In The printing of replicas Júlia Papp writes about the treasures of the Hungarian National Museum, about photos made of replicas of ivory carvings by John Brampton Philpot. “The photo series is a lively example of the reproductive continuum i.e. the interconnection of various artwork reproducing techniques (drawings, engravings, plaster- and galvanoplasty casts, paper mosaics, photographs, picture postcards of sculpture replicas made in great number for propagating general knowledge). The series of photos made of the replicas of ivory carvings, i.e. the printing of replicas shows the interrelationship between different reproducing techniques.”        n

The world consists not only of Photoshop! argues Attila Montvai in his latest series of articles. “The first step is to define the basic characteristics of picture generating process based on binary technology, and their deviations from the classical process resp. It is needed because not even today can this be considered as a problem generally solved. In many cases the nostalgic dispositions mentioned above, the lack of proper knowledge lead to statements starting from unfounded and illogical parallels.”

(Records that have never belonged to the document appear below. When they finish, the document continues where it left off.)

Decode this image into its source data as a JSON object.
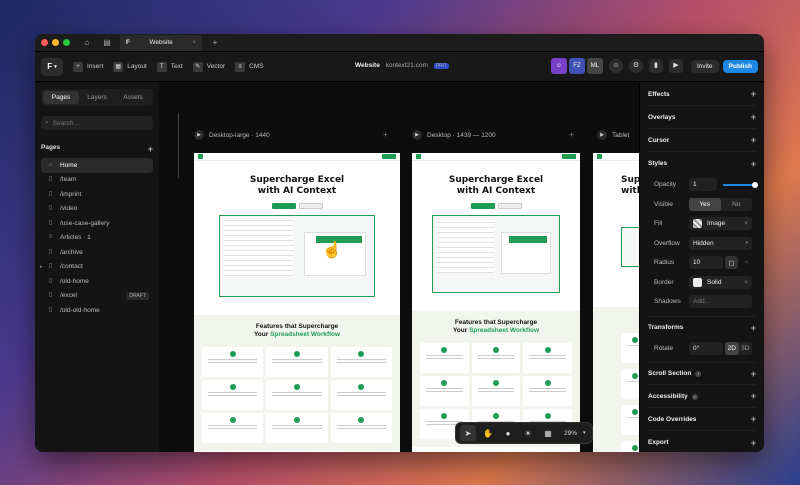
{
  "window": {
    "tab_title": "Website",
    "new_tab": "+",
    "close_tab": "×"
  },
  "toolbar": {
    "logo": "F",
    "tools": [
      {
        "icon": "plus-icon",
        "glyph": "+",
        "label": "Insert"
      },
      {
        "icon": "layout-icon",
        "glyph": "▦",
        "label": "Layout"
      },
      {
        "icon": "text-icon",
        "glyph": "T",
        "label": "Text"
      },
      {
        "icon": "vector-icon",
        "glyph": "✎",
        "label": "Vector"
      },
      {
        "icon": "cms-icon",
        "glyph": "≡",
        "label": "CMS"
      }
    ],
    "project_title": "Website",
    "domain": "kontext21.com",
    "plan_badge": "PRO",
    "avatar_1": "FZ",
    "avatar_2": "ML",
    "invite_label": "Invite",
    "publish_label": "Publish"
  },
  "left_panel": {
    "tabs": [
      "Pages",
      "Layers",
      "Assets"
    ],
    "active_tab": "Pages",
    "search_placeholder": "Search...",
    "pages_heading": "Pages",
    "pages": [
      {
        "label": "Home",
        "active": true
      },
      {
        "label": "/team"
      },
      {
        "label": "/imprint"
      },
      {
        "label": "/video"
      },
      {
        "label": "/use-case-gallery"
      },
      {
        "label": "Articles · 1"
      },
      {
        "label": "/archive"
      },
      {
        "label": "/contact"
      },
      {
        "label": "/old-home"
      },
      {
        "label": "/excel",
        "badge": "DRAFT"
      },
      {
        "label": "/old-old-home"
      }
    ]
  },
  "canvas": {
    "frames": [
      {
        "label": "Desktop-large · 1440"
      },
      {
        "label": "Desktop · 1439 — 1200"
      },
      {
        "label": "Tablet"
      }
    ],
    "hero_title_line1": "Supercharge Excel",
    "hero_title_line2": "with AI Context",
    "features_title_line1": "Features that Supercharge",
    "features_title_line2a": "Your ",
    "features_title_line2b": "Spreadsheet Workflow",
    "zoom": "29%"
  },
  "right_panel": {
    "effects": "Effects",
    "overlays": "Overlays",
    "cursor": "Cursor",
    "styles": "Styles",
    "opacity_label": "Opacity",
    "opacity_value": "1",
    "opacity_level": 1,
    "visible_label": "Visible",
    "visible_yes": "Yes",
    "visible_no": "No",
    "fill_label": "Fill",
    "fill_value": "Image",
    "overflow_label": "Overflow",
    "overflow_value": "Hidden",
    "radius_label": "Radius",
    "radius_value": "10",
    "border_label": "Border",
    "border_value": "Solid",
    "shadows_label": "Shadows",
    "shadows_value": "Add...",
    "transforms": "Transforms",
    "rotate_label": "Rotate",
    "rotate_value": "0°",
    "mode_2d": "2D",
    "mode_3d": "3D",
    "scroll_section": "Scroll Section",
    "accessibility": "Accessibility",
    "code_overrides": "Code Overrides",
    "export": "Export"
  },
  "colors": {
    "accent": "#1e88e5",
    "brand_green": "#1f9d55",
    "highlight_yellow": "#f7d257"
  }
}
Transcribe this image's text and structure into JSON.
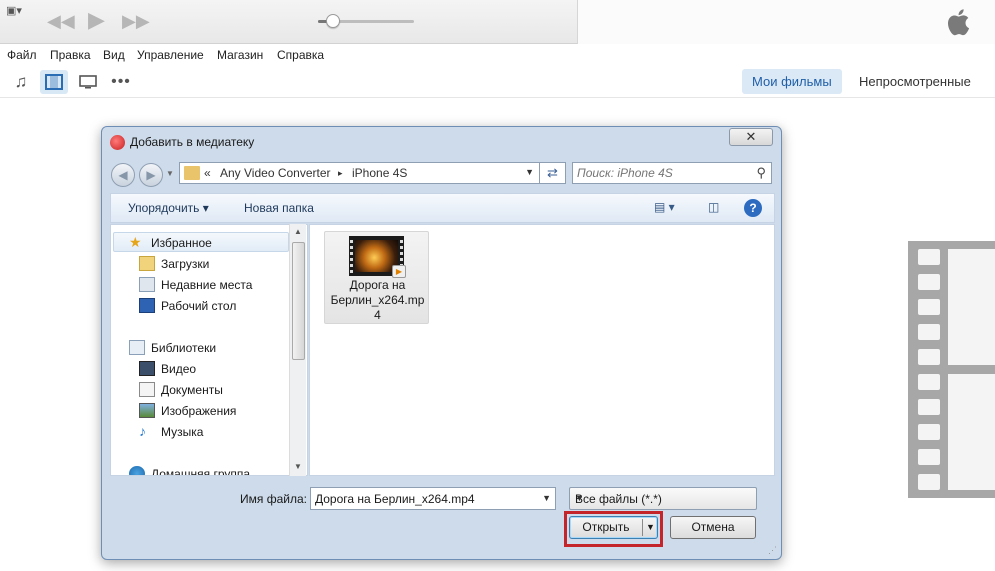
{
  "toolbar": {
    "sidebar_toggle_icon": "sidebar-toggle-icon",
    "rewind_icon": "rewind-icon",
    "play_icon": "play-icon",
    "fastforward_icon": "fastforward-icon",
    "volume_level": 0.15,
    "apple_logo": "apple-logo"
  },
  "menu": [
    "Файл",
    "Правка",
    "Вид",
    "Управление",
    "Магазин",
    "Справка"
  ],
  "media_icons": [
    "music-note-icon",
    "film-icon",
    "tv-icon",
    "more-dots-icon"
  ],
  "tabs": {
    "my_movies": "Мои фильмы",
    "unwatched": "Непросмотренные"
  },
  "dialog": {
    "title": "Добавить в медиатеку",
    "close_glyph": "✕",
    "address": {
      "prefix": "«",
      "part1": "Any Video Converter",
      "sep": "▸",
      "part2": "iPhone 4S"
    },
    "search_placeholder": "Поиск: iPhone 4S",
    "commands": {
      "organize": "Упорядочить ▾",
      "new_folder": "Новая папка"
    },
    "help_glyph": "?",
    "nav": {
      "favorites": "Избранное",
      "downloads": "Загрузки",
      "recent": "Недавние места",
      "desktop": "Рабочий стол",
      "libraries": "Библиотеки",
      "video": "Видео",
      "documents": "Документы",
      "pictures": "Изображения",
      "music": "Музыка",
      "homegroup": "Домашняя группа"
    },
    "file": {
      "name_line1": "Дорога на",
      "name_line2": "Берлин_x264.mp",
      "name_line3": "4"
    },
    "filename_label": "Имя файла:",
    "filename_value": "Дорога на Берлин_x264.mp4",
    "filter": "Все файлы (*.*)",
    "open_button": "Открыть",
    "cancel_button": "Отмена"
  }
}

Ah, Mr. Sanderson….! Zoltán Fejér sighs in relation with that the British cabinet-maker accomplished his invention about how to move the lens in level, 120 years ago. “Cameras using Sanderson’s patent were produced over the period of 1896 to 1938, roughly twenty-six-thousand cameras according to the scientific literature. The question is how many of them were exported. It would not be probably an exaggeration to say that in Europe and in Hungary this product – owing to which photographing was spreading speedily in the 1920s and 1930s  – was not known that much as it would have deserved.”

New Albums on Péter Tímár’s Bookshelf: Nadav Kander: Bodies. 6 Women, 1 Man; Focus Group and Károly Méhes: Pécs, 2013; Virág Böröczfy: Katalin Sylvester’s studio (with László Beke’s foreword); Bálint Szombathy: Signs of the city 1971–2012.